I have a couple year old Lowe 1448 MT with an older Karavan trailer
It's always a pain in the butt to get it back on the road

Is there a certain kind/style/config for a jon boat trailer?
Or any way to convert a V hull trailer over?

yeah cryptic and tough without pix, i know
thanks


----------



## Floatsum (May 4, 2010)

Bolt on some 4X4's and cover?


----------



## russo (May 8, 2010)

is there a name for the different trailer configs? i see some have like roller wheels, some have v shaped guides


----------



## clarkbre (May 8, 2010)

It's all in how you look at the trailer. It sounds like the way it's set up is not for your boat at all. You might take the boat off the trailer and unbolt all the guides, bunks, and rollers. Starting with a flat/bare platform, then you can decide where your bunks go from there. Generally, for a small jon boat, I have seen trailers set up with 2 long (5') bunks at the back of the trailer and one short bunk (3') perpendicular where the front of the boat starts angling up. For ease of loading I recommend using a set of guide-ons near the rear of the trailer. This will help center the boat when retreiving it.
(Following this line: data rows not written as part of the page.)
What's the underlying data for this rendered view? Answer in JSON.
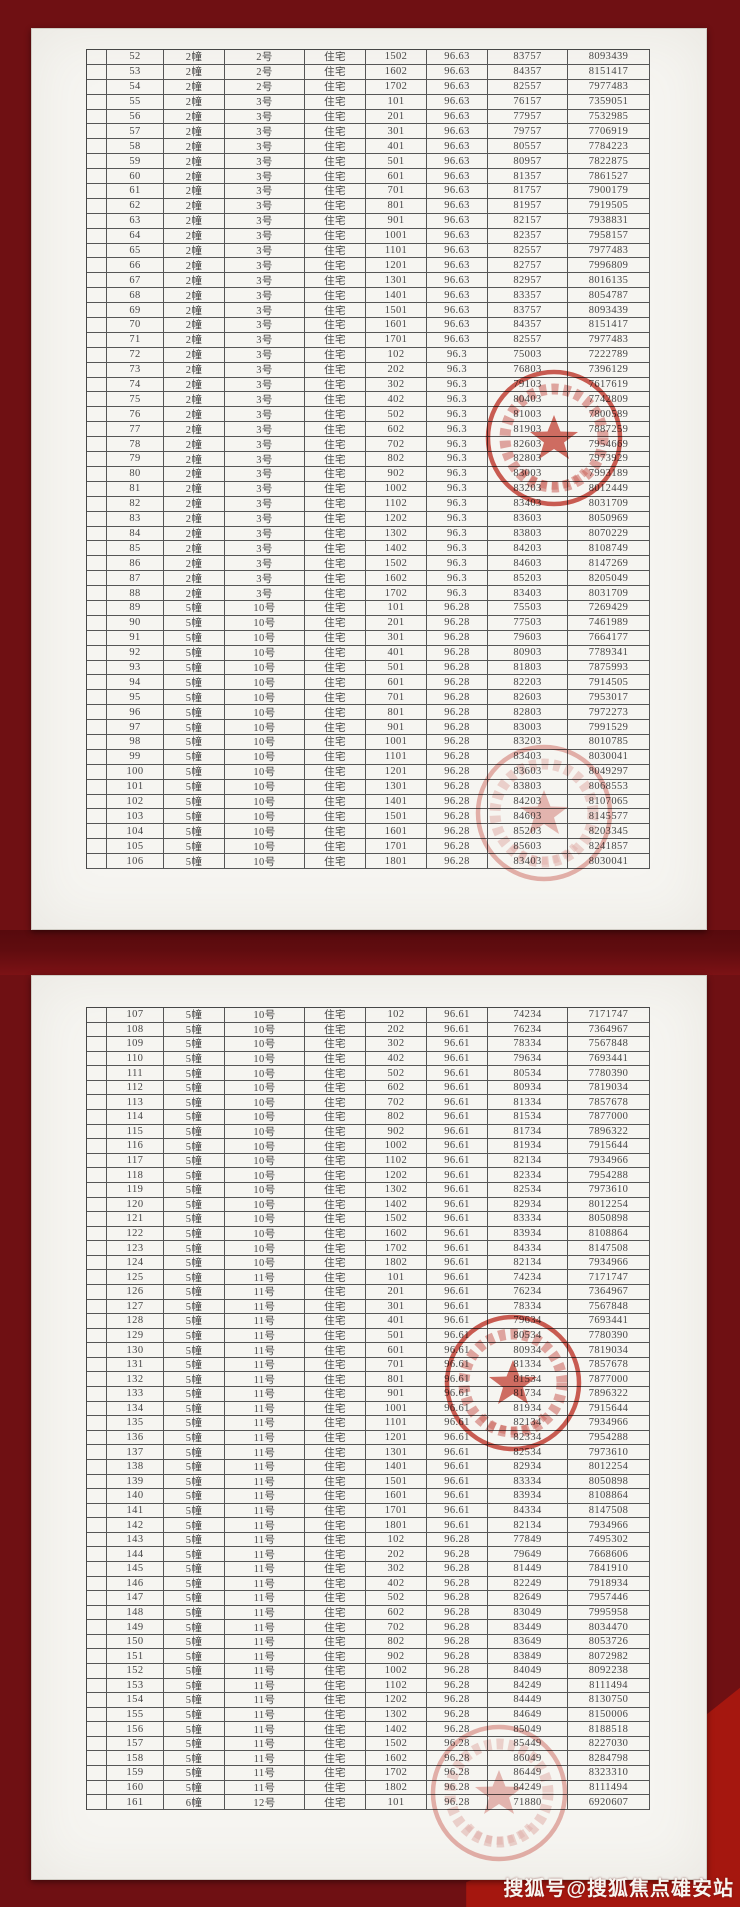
{
  "watermark": {
    "text": "搜狐号@搜狐焦点雄安站"
  },
  "colors": {
    "background_maroon": "#6f1013",
    "accent_bright_red": "#a5170f",
    "page_paper": "#f6f5f1",
    "stamp_red": "#c63c30",
    "table_line": "#565656"
  },
  "seal": {
    "icon": "star-icon",
    "glyph": "★"
  },
  "pages": [
    {
      "name": "page-1",
      "rows": [
        [
          "52",
          "2幢",
          "2号",
          "住宅",
          "1502",
          "96.63",
          "83757",
          "8093439"
        ],
        [
          "53",
          "2幢",
          "2号",
          "住宅",
          "1602",
          "96.63",
          "84357",
          "8151417"
        ],
        [
          "54",
          "2幢",
          "2号",
          "住宅",
          "1702",
          "96.63",
          "82557",
          "7977483"
        ],
        [
          "55",
          "2幢",
          "3号",
          "住宅",
          "101",
          "96.63",
          "76157",
          "7359051"
        ],
        [
          "56",
          "2幢",
          "3号",
          "住宅",
          "201",
          "96.63",
          "77957",
          "7532985"
        ],
        [
          "57",
          "2幢",
          "3号",
          "住宅",
          "301",
          "96.63",
          "79757",
          "7706919"
        ],
        [
          "58",
          "2幢",
          "3号",
          "住宅",
          "401",
          "96.63",
          "80557",
          "7784223"
        ],
        [
          "59",
          "2幢",
          "3号",
          "住宅",
          "501",
          "96.63",
          "80957",
          "7822875"
        ],
        [
          "60",
          "2幢",
          "3号",
          "住宅",
          "601",
          "96.63",
          "81357",
          "7861527"
        ],
        [
          "61",
          "2幢",
          "3号",
          "住宅",
          "701",
          "96.63",
          "81757",
          "7900179"
        ],
        [
          "62",
          "2幢",
          "3号",
          "住宅",
          "801",
          "96.63",
          "81957",
          "7919505"
        ],
        [
          "63",
          "2幢",
          "3号",
          "住宅",
          "901",
          "96.63",
          "82157",
          "7938831"
        ],
        [
          "64",
          "2幢",
          "3号",
          "住宅",
          "1001",
          "96.63",
          "82357",
          "7958157"
        ],
        [
          "65",
          "2幢",
          "3号",
          "住宅",
          "1101",
          "96.63",
          "82557",
          "7977483"
        ],
        [
          "66",
          "2幢",
          "3号",
          "住宅",
          "1201",
          "96.63",
          "82757",
          "7996809"
        ],
        [
          "67",
          "2幢",
          "3号",
          "住宅",
          "1301",
          "96.63",
          "82957",
          "8016135"
        ],
        [
          "68",
          "2幢",
          "3号",
          "住宅",
          "1401",
          "96.63",
          "83357",
          "8054787"
        ],
        [
          "69",
          "2幢",
          "3号",
          "住宅",
          "1501",
          "96.63",
          "83757",
          "8093439"
        ],
        [
          "70",
          "2幢",
          "3号",
          "住宅",
          "1601",
          "96.63",
          "84357",
          "8151417"
        ],
        [
          "71",
          "2幢",
          "3号",
          "住宅",
          "1701",
          "96.63",
          "82557",
          "7977483"
        ],
        [
          "72",
          "2幢",
          "3号",
          "住宅",
          "102",
          "96.3",
          "75003",
          "7222789"
        ],
        [
          "73",
          "2幢",
          "3号",
          "住宅",
          "202",
          "96.3",
          "76803",
          "7396129"
        ],
        [
          "74",
          "2幢",
          "3号",
          "住宅",
          "302",
          "96.3",
          "79103",
          "7617619"
        ],
        [
          "75",
          "2幢",
          "3号",
          "住宅",
          "402",
          "96.3",
          "80403",
          "7742809"
        ],
        [
          "76",
          "2幢",
          "3号",
          "住宅",
          "502",
          "96.3",
          "81003",
          "7800589"
        ],
        [
          "77",
          "2幢",
          "3号",
          "住宅",
          "602",
          "96.3",
          "81903",
          "7887259"
        ],
        [
          "78",
          "2幢",
          "3号",
          "住宅",
          "702",
          "96.3",
          "82603",
          "7954669"
        ],
        [
          "79",
          "2幢",
          "3号",
          "住宅",
          "802",
          "96.3",
          "82803",
          "7973929"
        ],
        [
          "80",
          "2幢",
          "3号",
          "住宅",
          "902",
          "96.3",
          "83003",
          "7993189"
        ],
        [
          "81",
          "2幢",
          "3号",
          "住宅",
          "1002",
          "96.3",
          "83203",
          "8012449"
        ],
        [
          "82",
          "2幢",
          "3号",
          "住宅",
          "1102",
          "96.3",
          "83403",
          "8031709"
        ],
        [
          "83",
          "2幢",
          "3号",
          "住宅",
          "1202",
          "96.3",
          "83603",
          "8050969"
        ],
        [
          "84",
          "2幢",
          "3号",
          "住宅",
          "1302",
          "96.3",
          "83803",
          "8070229"
        ],
        [
          "85",
          "2幢",
          "3号",
          "住宅",
          "1402",
          "96.3",
          "84203",
          "8108749"
        ],
        [
          "86",
          "2幢",
          "3号",
          "住宅",
          "1502",
          "96.3",
          "84603",
          "8147269"
        ],
        [
          "87",
          "2幢",
          "3号",
          "住宅",
          "1602",
          "96.3",
          "85203",
          "8205049"
        ],
        [
          "88",
          "2幢",
          "3号",
          "住宅",
          "1702",
          "96.3",
          "83403",
          "8031709"
        ],
        [
          "89",
          "5幢",
          "10号",
          "住宅",
          "101",
          "96.28",
          "75503",
          "7269429"
        ],
        [
          "90",
          "5幢",
          "10号",
          "住宅",
          "201",
          "96.28",
          "77503",
          "7461989"
        ],
        [
          "91",
          "5幢",
          "10号",
          "住宅",
          "301",
          "96.28",
          "79603",
          "7664177"
        ],
        [
          "92",
          "5幢",
          "10号",
          "住宅",
          "401",
          "96.28",
          "80903",
          "7789341"
        ],
        [
          "93",
          "5幢",
          "10号",
          "住宅",
          "501",
          "96.28",
          "81803",
          "7875993"
        ],
        [
          "94",
          "5幢",
          "10号",
          "住宅",
          "601",
          "96.28",
          "82203",
          "7914505"
        ],
        [
          "95",
          "5幢",
          "10号",
          "住宅",
          "701",
          "96.28",
          "82603",
          "7953017"
        ],
        [
          "96",
          "5幢",
          "10号",
          "住宅",
          "801",
          "96.28",
          "82803",
          "7972273"
        ],
        [
          "97",
          "5幢",
          "10号",
          "住宅",
          "901",
          "96.28",
          "83003",
          "7991529"
        ],
        [
          "98",
          "5幢",
          "10号",
          "住宅",
          "1001",
          "96.28",
          "83203",
          "8010785"
        ],
        [
          "99",
          "5幢",
          "10号",
          "住宅",
          "1101",
          "96.28",
          "83403",
          "8030041"
        ],
        [
          "100",
          "5幢",
          "10号",
          "住宅",
          "1201",
          "96.28",
          "83603",
          "8049297"
        ],
        [
          "101",
          "5幢",
          "10号",
          "住宅",
          "1301",
          "96.28",
          "83803",
          "8068553"
        ],
        [
          "102",
          "5幢",
          "10号",
          "住宅",
          "1401",
          "96.28",
          "84203",
          "8107065"
        ],
        [
          "103",
          "5幢",
          "10号",
          "住宅",
          "1501",
          "96.28",
          "84603",
          "8145577"
        ],
        [
          "104",
          "5幢",
          "10号",
          "住宅",
          "1601",
          "96.28",
          "85203",
          "8203345"
        ],
        [
          "105",
          "5幢",
          "10号",
          "住宅",
          "1701",
          "96.28",
          "85603",
          "8241857"
        ],
        [
          "106",
          "5幢",
          "10号",
          "住宅",
          "1801",
          "96.28",
          "83403",
          "8030041"
        ]
      ]
    },
    {
      "name": "page-2",
      "rows": [
        [
          "107",
          "5幢",
          "10号",
          "住宅",
          "102",
          "96.61",
          "74234",
          "7171747"
        ],
        [
          "108",
          "5幢",
          "10号",
          "住宅",
          "202",
          "96.61",
          "76234",
          "7364967"
        ],
        [
          "109",
          "5幢",
          "10号",
          "住宅",
          "302",
          "96.61",
          "78334",
          "7567848"
        ],
        [
          "110",
          "5幢",
          "10号",
          "住宅",
          "402",
          "96.61",
          "79634",
          "7693441"
        ],
        [
          "111",
          "5幢",
          "10号",
          "住宅",
          "502",
          "96.61",
          "80534",
          "7780390"
        ],
        [
          "112",
          "5幢",
          "10号",
          "住宅",
          "602",
          "96.61",
          "80934",
          "7819034"
        ],
        [
          "113",
          "5幢",
          "10号",
          "住宅",
          "702",
          "96.61",
          "81334",
          "7857678"
        ],
        [
          "114",
          "5幢",
          "10号",
          "住宅",
          "802",
          "96.61",
          "81534",
          "7877000"
        ],
        [
          "115",
          "5幢",
          "10号",
          "住宅",
          "902",
          "96.61",
          "81734",
          "7896322"
        ],
        [
          "116",
          "5幢",
          "10号",
          "住宅",
          "1002",
          "96.61",
          "81934",
          "7915644"
        ],
        [
          "117",
          "5幢",
          "10号",
          "住宅",
          "1102",
          "96.61",
          "82134",
          "7934966"
        ],
        [
          "118",
          "5幢",
          "10号",
          "住宅",
          "1202",
          "96.61",
          "82334",
          "7954288"
        ],
        [
          "119",
          "5幢",
          "10号",
          "住宅",
          "1302",
          "96.61",
          "82534",
          "7973610"
        ],
        [
          "120",
          "5幢",
          "10号",
          "住宅",
          "1402",
          "96.61",
          "82934",
          "8012254"
        ],
        [
          "121",
          "5幢",
          "10号",
          "住宅",
          "1502",
          "96.61",
          "83334",
          "8050898"
        ],
        [
          "122",
          "5幢",
          "10号",
          "住宅",
          "1602",
          "96.61",
          "83934",
          "8108864"
        ],
        [
          "123",
          "5幢",
          "10号",
          "住宅",
          "1702",
          "96.61",
          "84334",
          "8147508"
        ],
        [
          "124",
          "5幢",
          "10号",
          "住宅",
          "1802",
          "96.61",
          "82134",
          "7934966"
        ],
        [
          "125",
          "5幢",
          "11号",
          "住宅",
          "101",
          "96.61",
          "74234",
          "7171747"
        ],
        [
          "126",
          "5幢",
          "11号",
          "住宅",
          "201",
          "96.61",
          "76234",
          "7364967"
        ],
        [
          "127",
          "5幢",
          "11号",
          "住宅",
          "301",
          "96.61",
          "78334",
          "7567848"
        ],
        [
          "128",
          "5幢",
          "11号",
          "住宅",
          "401",
          "96.61",
          "79634",
          "7693441"
        ],
        [
          "129",
          "5幢",
          "11号",
          "住宅",
          "501",
          "96.61",
          "80534",
          "7780390"
        ],
        [
          "130",
          "5幢",
          "11号",
          "住宅",
          "601",
          "96.61",
          "80934",
          "7819034"
        ],
        [
          "131",
          "5幢",
          "11号",
          "住宅",
          "701",
          "96.61",
          "81334",
          "7857678"
        ],
        [
          "132",
          "5幢",
          "11号",
          "住宅",
          "801",
          "96.61",
          "81534",
          "7877000"
        ],
        [
          "133",
          "5幢",
          "11号",
          "住宅",
          "901",
          "96.61",
          "81734",
          "7896322"
        ],
        [
          "134",
          "5幢",
          "11号",
          "住宅",
          "1001",
          "96.61",
          "81934",
          "7915644"
        ],
        [
          "135",
          "5幢",
          "11号",
          "住宅",
          "1101",
          "96.61",
          "82134",
          "7934966"
        ],
        [
          "136",
          "5幢",
          "11号",
          "住宅",
          "1201",
          "96.61",
          "82334",
          "7954288"
        ],
        [
          "137",
          "5幢",
          "11号",
          "住宅",
          "1301",
          "96.61",
          "82534",
          "7973610"
        ],
        [
          "138",
          "5幢",
          "11号",
          "住宅",
          "1401",
          "96.61",
          "82934",
          "8012254"
        ],
        [
          "139",
          "5幢",
          "11号",
          "住宅",
          "1501",
          "96.61",
          "83334",
          "8050898"
        ],
        [
          "140",
          "5幢",
          "11号",
          "住宅",
          "1601",
          "96.61",
          "83934",
          "8108864"
        ],
        [
          "141",
          "5幢",
          "11号",
          "住宅",
          "1701",
          "96.61",
          "84334",
          "8147508"
        ],
        [
          "142",
          "5幢",
          "11号",
          "住宅",
          "1801",
          "96.61",
          "82134",
          "7934966"
        ],
        [
          "143",
          "5幢",
          "11号",
          "住宅",
          "102",
          "96.28",
          "77849",
          "7495302"
        ],
        [
          "144",
          "5幢",
          "11号",
          "住宅",
          "202",
          "96.28",
          "79649",
          "7668606"
        ],
        [
          "145",
          "5幢",
          "11号",
          "住宅",
          "302",
          "96.28",
          "81449",
          "7841910"
        ],
        [
          "146",
          "5幢",
          "11号",
          "住宅",
          "402",
          "96.28",
          "82249",
          "7918934"
        ],
        [
          "147",
          "5幢",
          "11号",
          "住宅",
          "502",
          "96.28",
          "82649",
          "7957446"
        ],
        [
          "148",
          "5幢",
          "11号",
          "住宅",
          "602",
          "96.28",
          "83049",
          "7995958"
        ],
        [
          "149",
          "5幢",
          "11号",
          "住宅",
          "702",
          "96.28",
          "83449",
          "8034470"
        ],
        [
          "150",
          "5幢",
          "11号",
          "住宅",
          "802",
          "96.28",
          "83649",
          "8053726"
        ],
        [
          "151",
          "5幢",
          "11号",
          "住宅",
          "902",
          "96.28",
          "83849",
          "8072982"
        ],
        [
          "152",
          "5幢",
          "11号",
          "住宅",
          "1002",
          "96.28",
          "84049",
          "8092238"
        ],
        [
          "153",
          "5幢",
          "11号",
          "住宅",
          "1102",
          "96.28",
          "84249",
          "8111494"
        ],
        [
          "154",
          "5幢",
          "11号",
          "住宅",
          "1202",
          "96.28",
          "84449",
          "8130750"
        ],
        [
          "155",
          "5幢",
          "11号",
          "住宅",
          "1302",
          "96.28",
          "84649",
          "8150006"
        ],
        [
          "156",
          "5幢",
          "11号",
          "住宅",
          "1402",
          "96.28",
          "85049",
          "8188518"
        ],
        [
          "157",
          "5幢",
          "11号",
          "住宅",
          "1502",
          "96.28",
          "85449",
          "8227030"
        ],
        [
          "158",
          "5幢",
          "11号",
          "住宅",
          "1602",
          "96.28",
          "86049",
          "8284798"
        ],
        [
          "159",
          "5幢",
          "11号",
          "住宅",
          "1702",
          "96.28",
          "86449",
          "8323310"
        ],
        [
          "160",
          "5幢",
          "11号",
          "住宅",
          "1802",
          "96.28",
          "84249",
          "8111494"
        ],
        [
          "161",
          "6幢",
          "12号",
          "住宅",
          "101",
          "96.28",
          "71880",
          "6920607"
        ]
      ]
    }
  ]
}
I hope this helps. I'd love to see a pic of your trailer so we can draw where the bunks could go for your boat.


----------



## bobberboy (May 8, 2010)

Check out what Froggy is doing. It may give you some help...

vhttps://www.tinboats.net/forum/viewtopic.php?f=49&t=13539


----------



## Froggy (May 14, 2010)

Yes , as Bobberboy says check out the trailer section on bunk modification, got plenty of info.


----------